7. Drug Interactions
Effects of Other Drugs on Oral Contraceptives (69)
Rifampin: Metabolism of both norethindrone and ethinyl estradiol is increased by rifampin. A reduction in contraceptive effectiveness and increased incidence of breakthrough bleeding and menstrual irregularities have been associated with concomitant use of rifampin.
Anticonvulsants: Anticonvulsants such as phenobarbital, phenytoin, and carbamazepine, have been shown to increase the metabolism of ethinyl estradiol and/or norethindrone, which could result in a reduction in contraceptive effectiveness.
Troglitazone: Administration of troglitazone with an oral contraceptive containing ethinyl estradiol and norethindrone reduced the plasma concentrations of both by approximately 30%, which could result in a reduction in contraceptive effectiveness.
Antibiotics: Pregnancy while taking oral contraceptives has been reported when the oral contraceptives were administered with antimicrobials such as ampicillin, tetracycline, and griseofulvin. However, clinical pharmacokinetic studies have not demonstrated any consistent effect of antibiotics (other than rifampin) on plasma concentrations of synthetic steroids.
Atorvastatin: Coadministration of atorvastatin and an oral contraceptive increased AUC values for norethindrone and ethinyl estradiol by approximately 30% and 20%, respectively.
Concomitant Use with HCV Combination Therapy – Liver Enzyme Elevation: Co-administration of Blisovi™ Fe 1/20 with HCV drug combinations containing ombitasvir/paritaprevir/ritonavir, with or without dasabuvir is contraindicated due to potential for ALT elevations (see WARNINGS, RISK OF LIVER ENZYME ELEVATIONS WITH CONCOMITANT HEPATITIS C TREATMENT). Co-administration of Blisovi™ Fe 1/20 and glecaprevir/pibrentasvir is not recommended due to potential for ALT elevations.
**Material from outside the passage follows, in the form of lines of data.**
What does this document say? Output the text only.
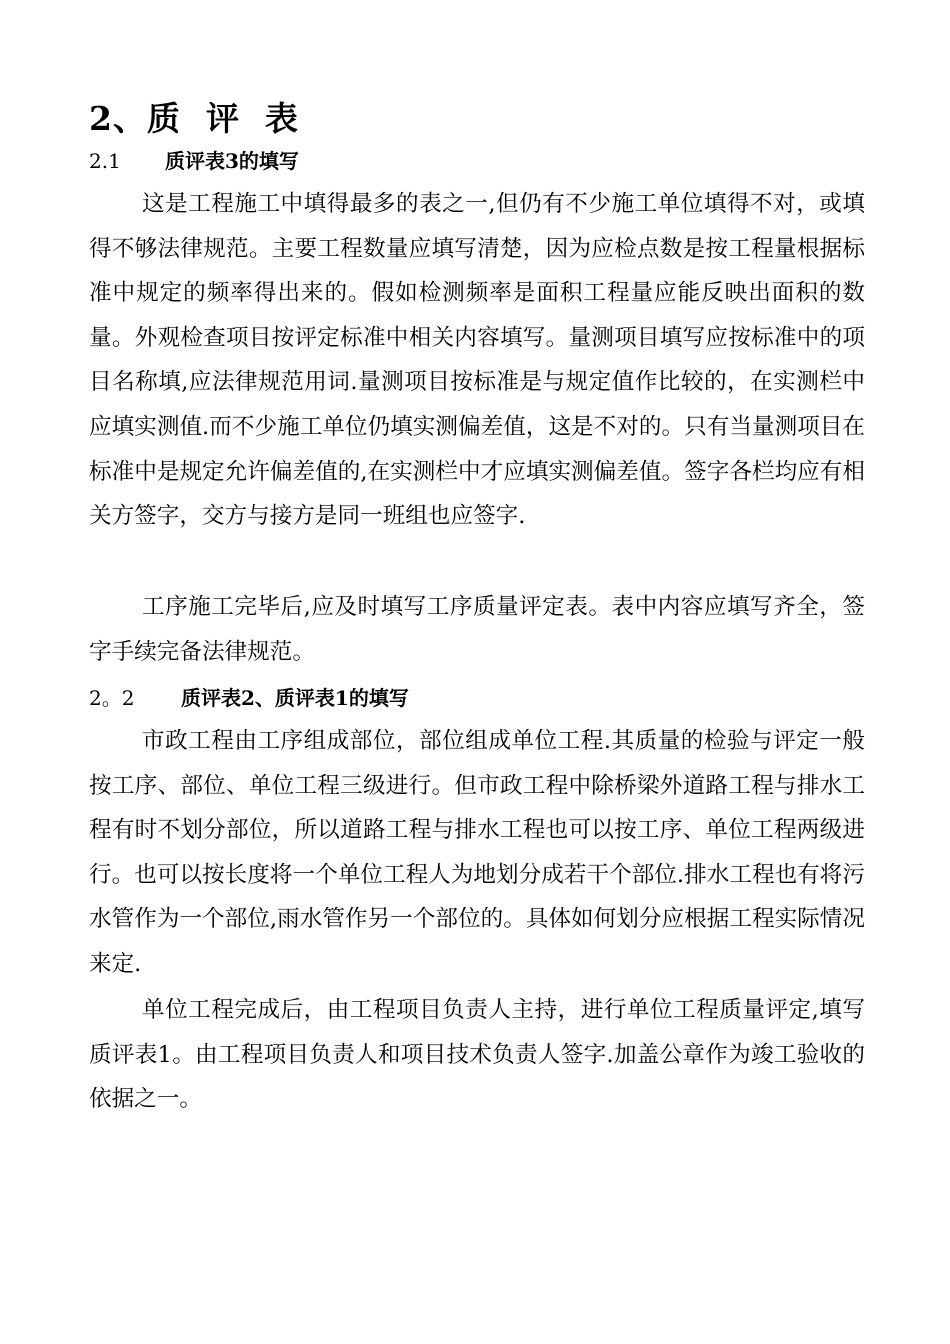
2、质  评  表
2.1 质评表3的填写

这是工程施工中填得最多的表之一,但仍有不少施工单位填得不对，或填得不够法律规范。主要工程数量应填写清楚，因为应检点数是按工程量根据标准中规定的频率得出来的。假如检测频率是面积工程量应能反映出面积的数量。外观检查项目按评定标准中相关内容填写。量测项目填写应按标准中的项目名称填,应法律规范用词.量测项目按标准是与规定值作比较的，在实测栏中应填实测值.而不少施工单位仍填实测偏差值，这是不对的。只有当量测项目在标准中是规定允许偏差值的,在实测栏中才应填实测偏差值。签字各栏均应有相关方签字，交方与接方是同一班组也应签字.

工序施工完毕后,应及时填写工序质量评定表。表中内容应填写齐全，签字手续完备法律规范。

2。2 质评表2、质评表1的填写

市政工程由工序组成部位，部位组成单位工程.其质量的检验与评定一般按工序、部位、单位工程三级进行。但市政工程中除桥梁外道路工程与排水工程有时不划分部位，所以道路工程与排水工程也可以按工序、单位工程两级进行。也可以按长度将一个单位工程人为地划分成若干个部位.排水工程也有将污水管作为一个部位,雨水管作另一个部位的。具体如何划分应根据工程实际情况来定.

单位工程完成后，由工程项目负责人主持，进行单位工程质量评定,填写质评表1。由工程项目负责人和项目技术负责人签字.加盖公章作为竣工验收的依据之一。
Other: Ascorbic acid and acetaminophen may increase plasma ethinyl estradiol concentrations, possibly by inhibition of conjugation. A reduction in contraceptive effectiveness and increased incidence of breakthrough bleeding has been suggested with phenylbutazone.
Effects of Oral Contraceptives on Other Drugs
Oral contraceptive combinations containing ethinyl estradiol may inhibit the metabolism of other compounds. Increased plasma concentrations of cyclosporine, prednisolone, and theophylline have been reported with concomitant administration of oral contraceptives. In addition, oral contraceptives may induce the conjugation of other compounds. Decreased plasma concentrations of acetaminophen and increased clearance of temazepam, salicylic acid, morphine, and clofibric acid have been noted when these drugs were administered with oral contraceptives.